Gryta & Mann really focus on the Immelt years in part because so much has been written about acclaimed Chairman & CEO Jack Welch. Immelt essentially dealt with the fallout of Welch’s decisions and then piled on to those by making some poor ones of his own while dealing with multiple black swan events such as the financial crisis and 9/11. The bottom line is that GE was so big that no one really knew what it was worth and where the big revenue generating businesses were. In the end, it was GE Capital that was behind the earnings growth over the years for the company. At least it was during Welch’s time.

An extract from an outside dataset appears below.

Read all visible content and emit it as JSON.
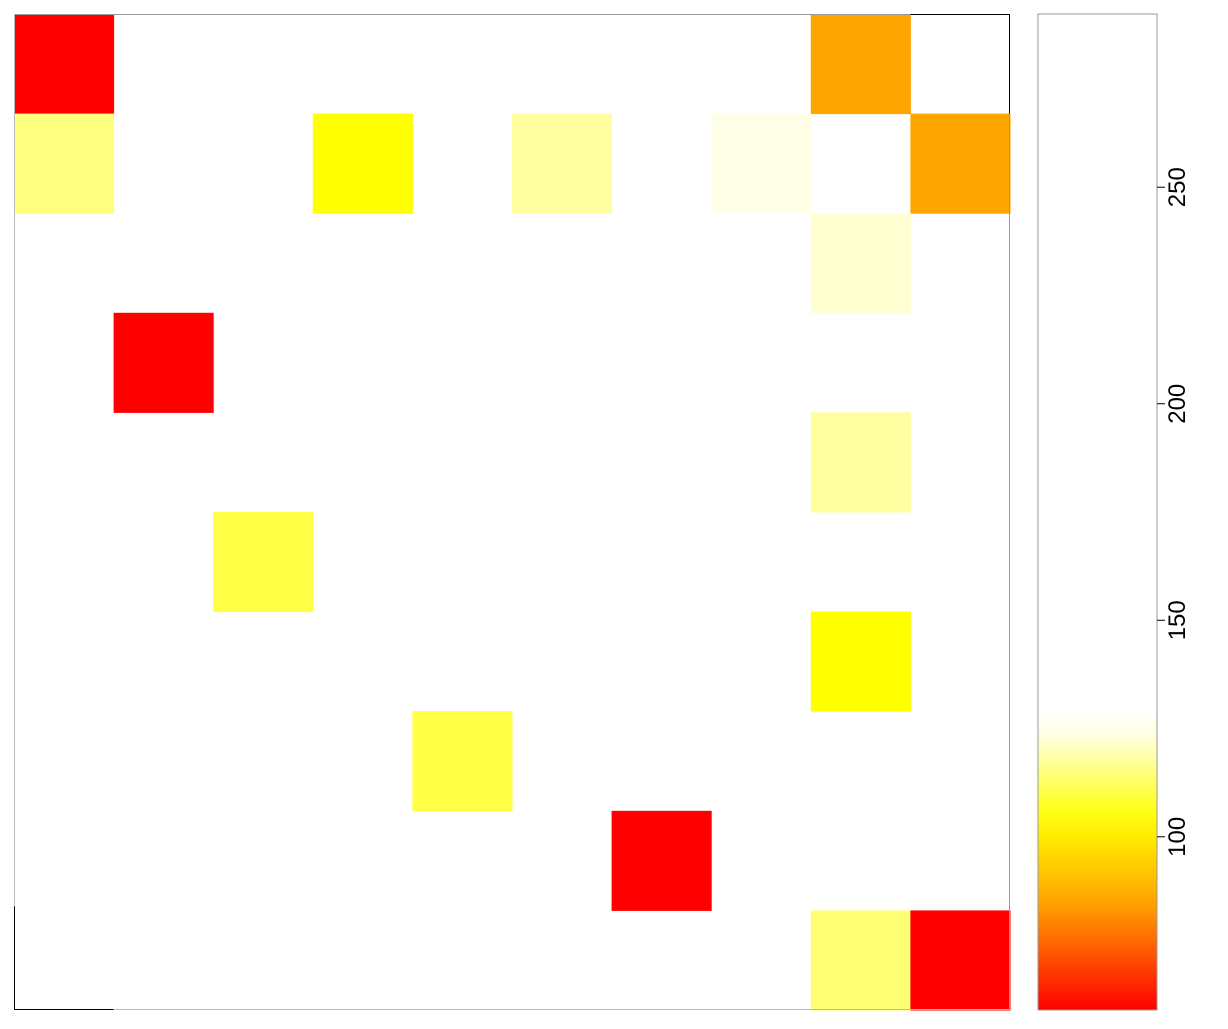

One of the more shocking things for me in the book was the amount of support GE received from the federal government during after the financial crisis. As the authors state on page 126;

“After repeatedly asserting that it didn’t need help, GE would use the government guarantee to sell almost $131 billion in debt through a staggering 4,328 different issuances. The second most active issuer, Citigroup, had just 1,655 issuances.”

After I read that I literally threw the book on the floor.

Despite being one of the most widely held stocks, GE was in trouble for a long time and it was account tricks that kept it together. It certainly wasn’t great management as they liked to claim. But GE is still around, albeit a slimmed down version, and is now thriving under the leadership of Larry Culp.

Let me say that if you are not into business books then don’t pick this one up. I happen to like books like this but even I found it long winded at times. Perhaps it was the short chapters that made it feel that way or just the amount of time the authors were trying to cover. Either way, if you don’t even have a remote interest then don’t pick this up.